9/11 First Responder’s Settlement Rejected by Judge
On Friday Judge Hellerstein (SDNY) rejected the settlement that had been reached by lawyers in the 9/11 First Responders Litigation (otherwise known as In Re World Trade Center Disaster Litigation). He said the settlement was too obscure and that the lawyers were probably being paid too much at 30%.
The New York Times coverage is here: Judge Rejects Deal on Health Claims of Workers at Ground Zero.
The Times reports that the Judge said he would oversee further negotiations and would take “judicial control” over the matter. “There has to be additional negotiations to come up with a better and fair settlement. I will not preside over a settlement based on fear or ignorance.” He said. “I want transparency. I want accountability. I want judicial control over this process. They’ve got to come up with an agreement under judicial supervision that will make us all proud.”
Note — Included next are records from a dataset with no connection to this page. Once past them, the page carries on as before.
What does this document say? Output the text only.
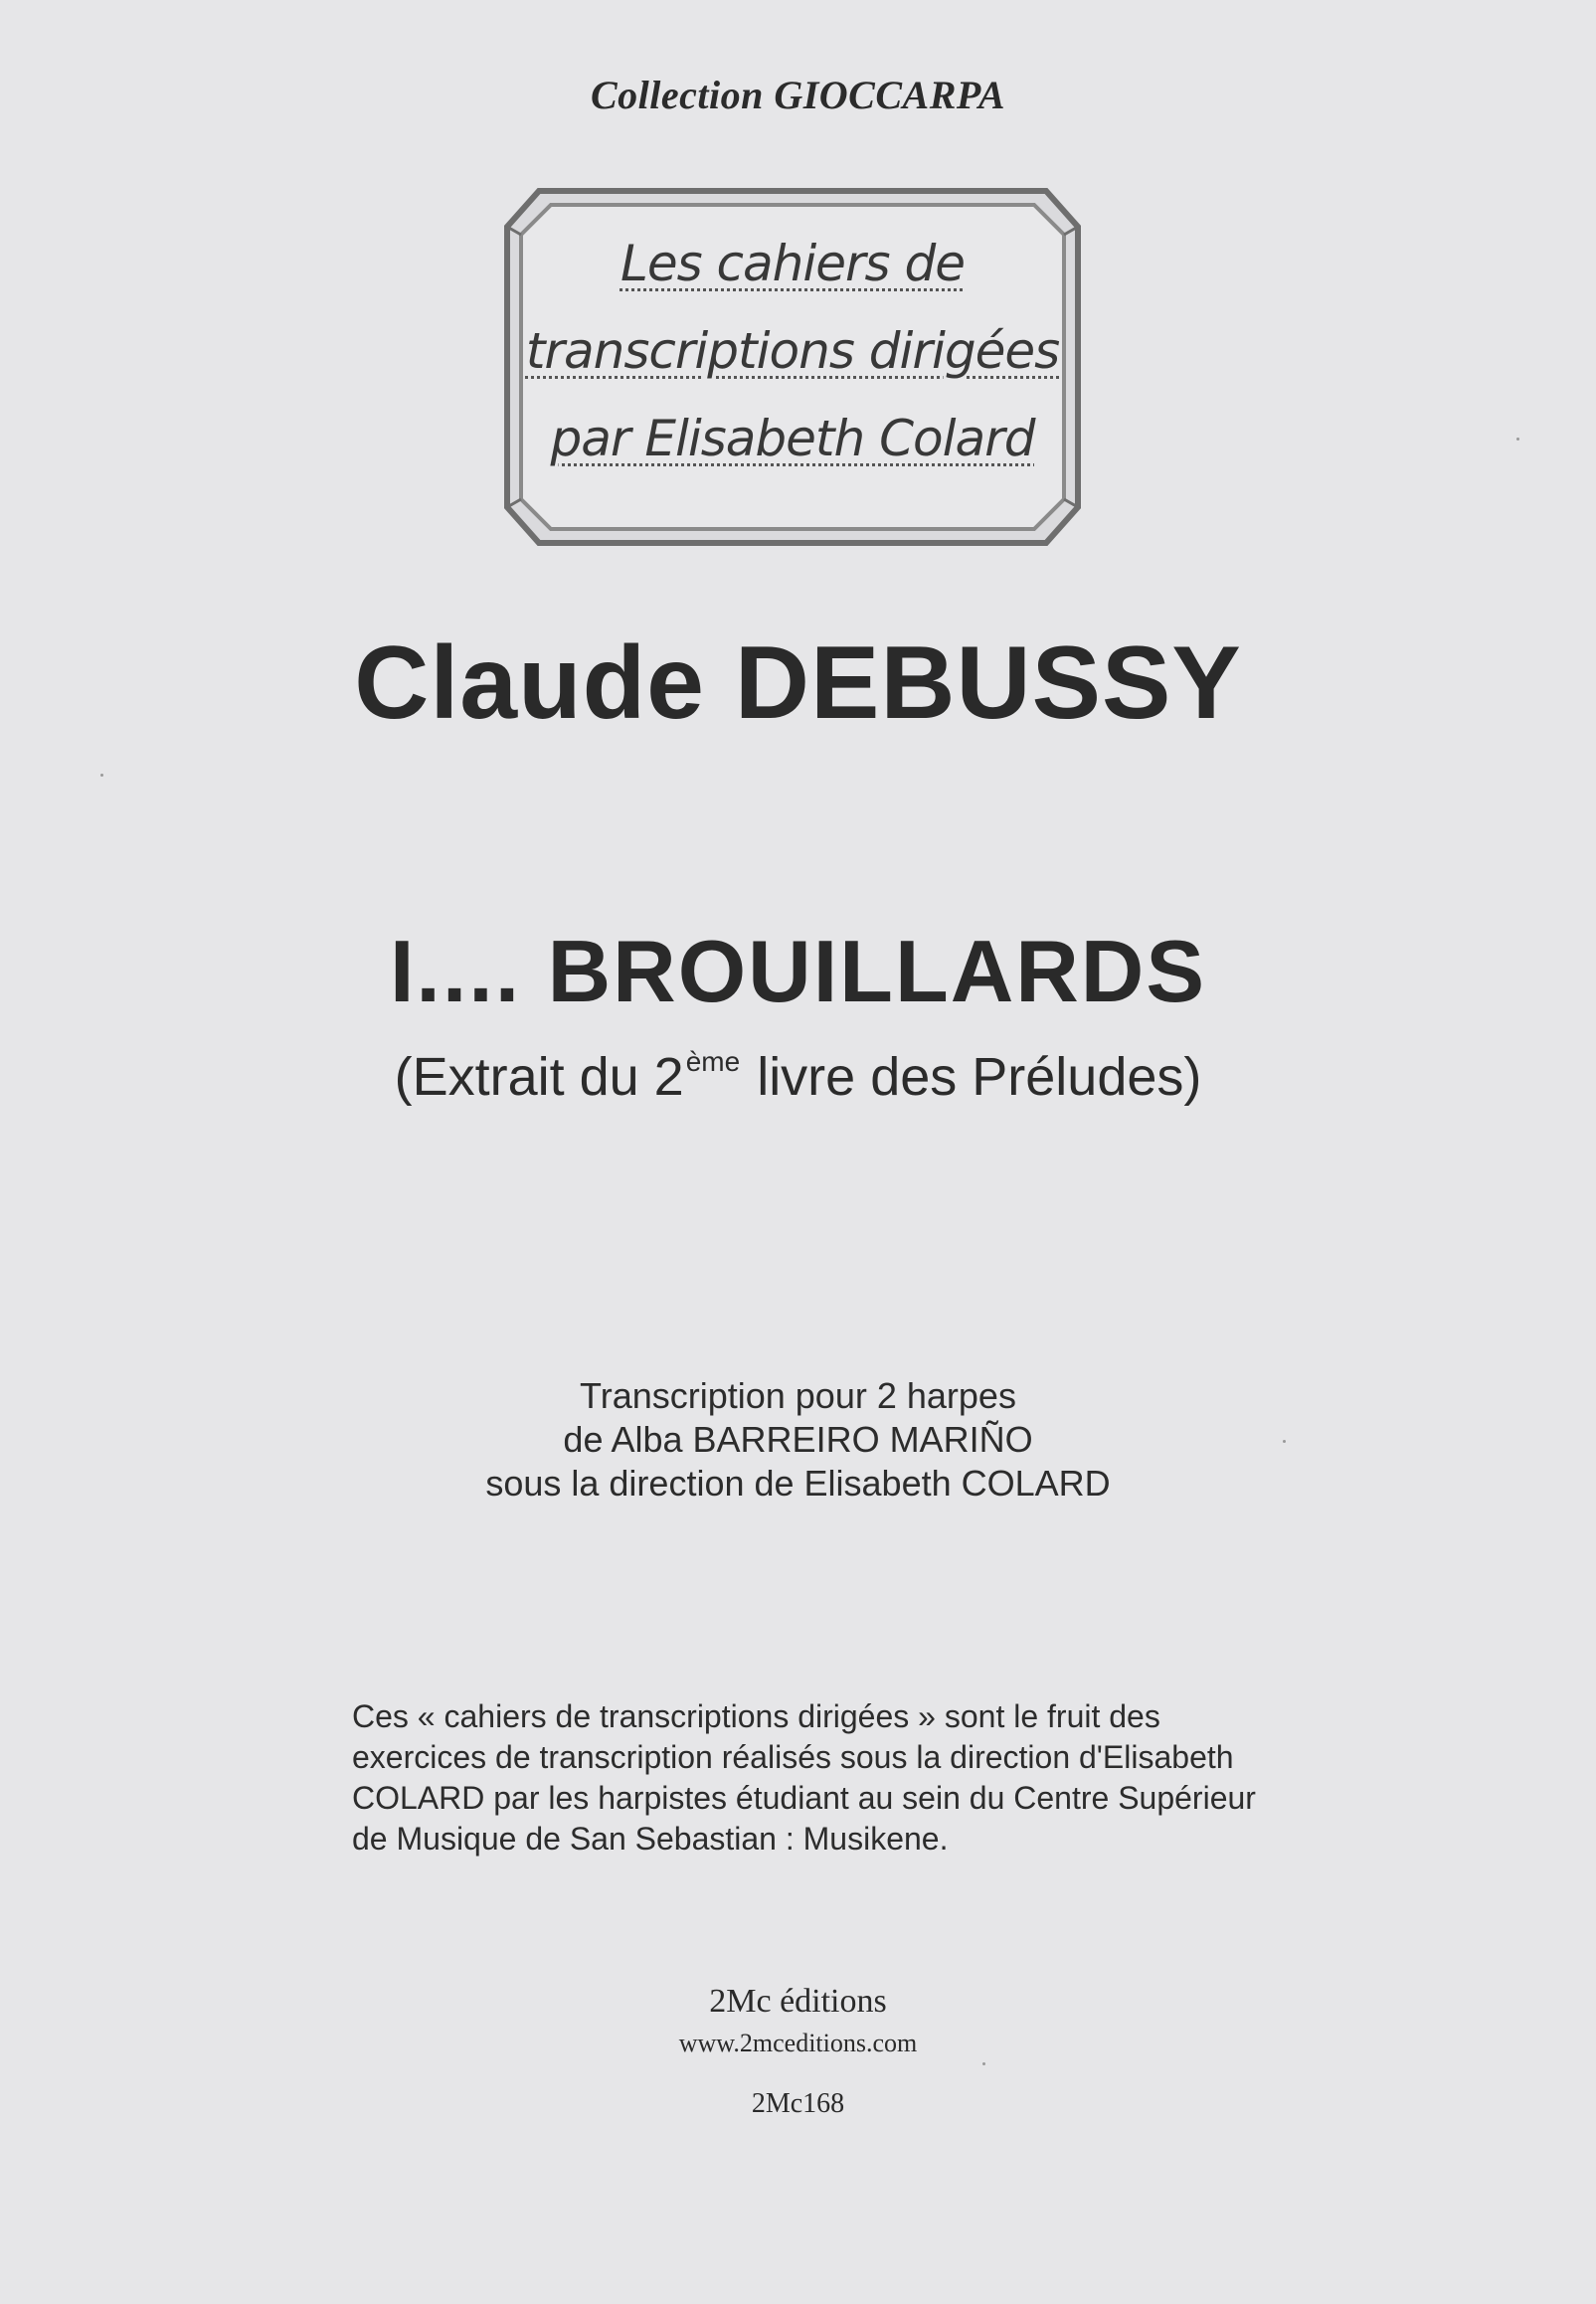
Collection GIOCCARPA
Les cahiers de
transcriptions dirigées
par Elisabeth Colard
Claude DEBUSSY
I.... BROUILLARDS
(Extrait du 2ème livre des Préludes)
Transcription pour 2 harpes
de Alba BARREIRO MARIÑO
sous la direction de Elisabeth COLARD
Ces « cahiers de transcriptions dirigées » sont le fruit des
exercices de transcription réalisés sous la direction d'Elisabeth
COLARD par les harpistes étudiant au sein du Centre Supérieur
de Musique de San Sebastian : Musikene.
2Mc éditions
www.2mceditions.com
2Mc168
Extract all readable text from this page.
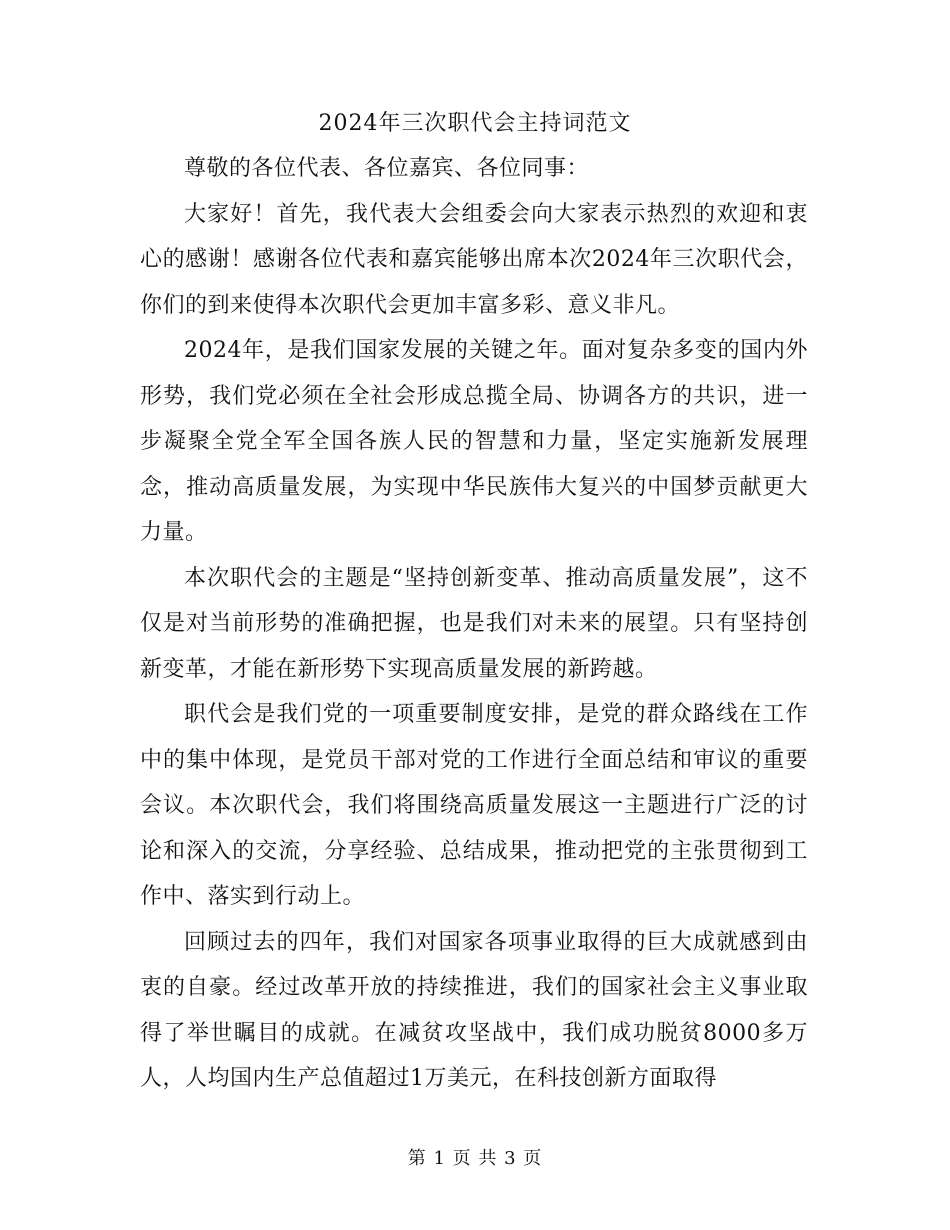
2024年三次职代会主持词范文

尊敬的各位代表、各位嘉宾、各位同事：

大家好！首先，我代表大会组委会向大家表示热烈的欢迎和衷心的感谢！感谢各位代表和嘉宾能够出席本次2024年三次职代会，你们的到来使得本次职代会更加丰富多彩、意义非凡。

2024年，是我们国家发展的关键之年。面对复杂多变的国内外形势，我们党必须在全社会形成总揽全局、协调各方的共识，进一步凝聚全党全军全国各族人民的智慧和力量，坚定实施新发展理念，推动高质量发展，为实现中华民族伟大复兴的中国梦贡献更大力量。

本次职代会的主题是“坚持创新变革、推动高质量发展”，这不仅是对当前形势的准确把握，也是我们对未来的展望。只有坚持创新变革，才能在新形势下实现高质量发展的新跨越。

职代会是我们党的一项重要制度安排，是党的群众路线在工作中的集中体现，是党员干部对党的工作进行全面总结和审议的重要会议。本次职代会，我们将围绕高质量发展这一主题进行广泛的讨论和深入的交流，分享经验、总结成果，推动把党的主张贯彻到工作中、落实到行动上。

回顾过去的四年，我们对国家各项事业取得的巨大成就感到由衷的自豪。经过改革开放的持续推进，我们的国家社会主义事业取得了举世瞩目的成就。在减贫攻坚战中，我们成功脱贫8000多万人，人均国内生产总值超过1万美元，在科技创新方面取得

第 1 页 共 3 页
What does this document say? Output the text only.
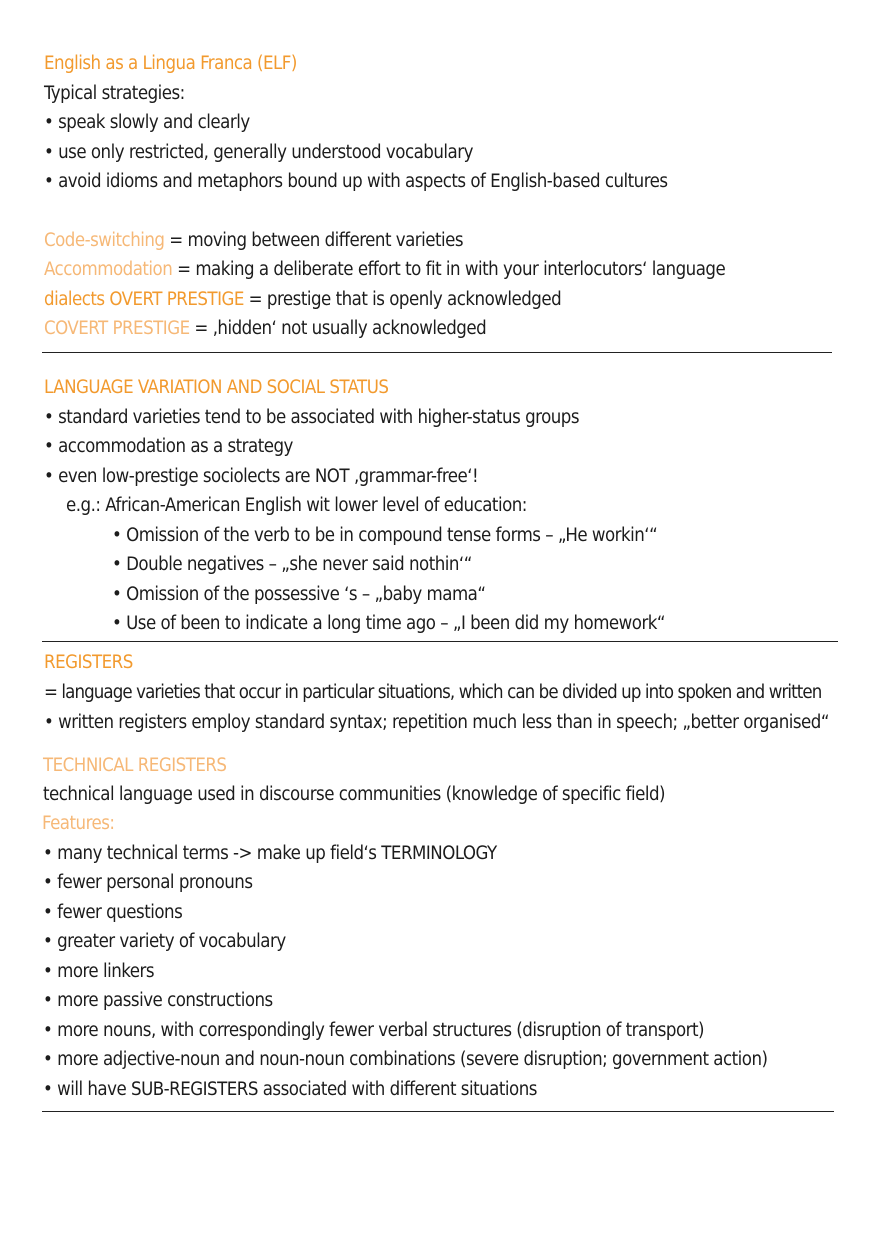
English as a Lingua Franca (ELF)
Typical strategies:
• speak slowly and clearly
• use only restricted, generally understood vocabulary
• avoid idioms and metaphors bound up with aspects of English-based cultures
Code-switching = moving between different varieties
Accommodation = making a deliberate effort to fit in with your interlocutors‘ language
dialects OVERT PRESTIGE = prestige that is openly acknowledged
COVERT PRESTIGE = ‚hidden‘ not usually acknowledged
LANGUAGE VARIATION AND SOCIAL STATUS
• standard varieties tend to be associated with higher-status groups
• accommodation as a strategy
• even low-prestige sociolects are NOT ‚grammar-free‘!
e.g.: African-American English wit lower level of education:
• Omission of the verb to be in compound tense forms – „He workin‘“
• Double negatives – „she never said nothin‘“
• Omission of the possessive ‘s – „baby mama“
• Use of been to indicate a long time ago – „I been did my homework“
REGISTERS
= language varieties that occur in particular situations, which can be divided up into spoken and written
• written registers employ standard syntax; repetition much less than in speech; „better organised“
TECHNICAL REGISTERS
technical language used in discourse communities (knowledge of specific field)
Features:
• many technical terms -> make up field‘s TERMINOLOGY
• fewer personal pronouns
• fewer questions
• greater variety of vocabulary
• more linkers
• more passive constructions
• more nouns, with correspondingly fewer verbal structures (disruption of transport)
• more adjective-noun and noun-noun combinations (severe disruption; government action)
• will have SUB-REGISTERS associated with different situations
The judge also said he would hear from plaintiffs directly about the settlement when the time came, not from their lawyers. I recommended that judges do this in an article called The Law and Large Numbers – if you’re looking for other similar suggestions, read the last few pages of that piece.
Now for some law. The judge does not have formal veto over the settlement the way that he would had this case been certified as a class action (basically impossible now after Amchem). And the right of a judge to reject a settlement like this has never been tested on appeal. (Richard Nagareda is quoted in the Times saying this – and he will be posting on Torts Prof Blog Monday so you can read his views on aggregation there).
The ALI Aggregate Litigation Project has proposed letting judges oversee aggregate settlements in the way Judge Hellerstein is doing but as a formal matter. What the judge is doing now is not a formal requirement, but a use of discretion. Of course, once the judge opines that the settlement isn’t good whether he has a formal veto or not doesn’t matter because there is no way the 95% of the plaintiffs required for the settlement to go forward will agree to accept its terms. So as a matter of practice it looks like the ALI model is being adopted informally.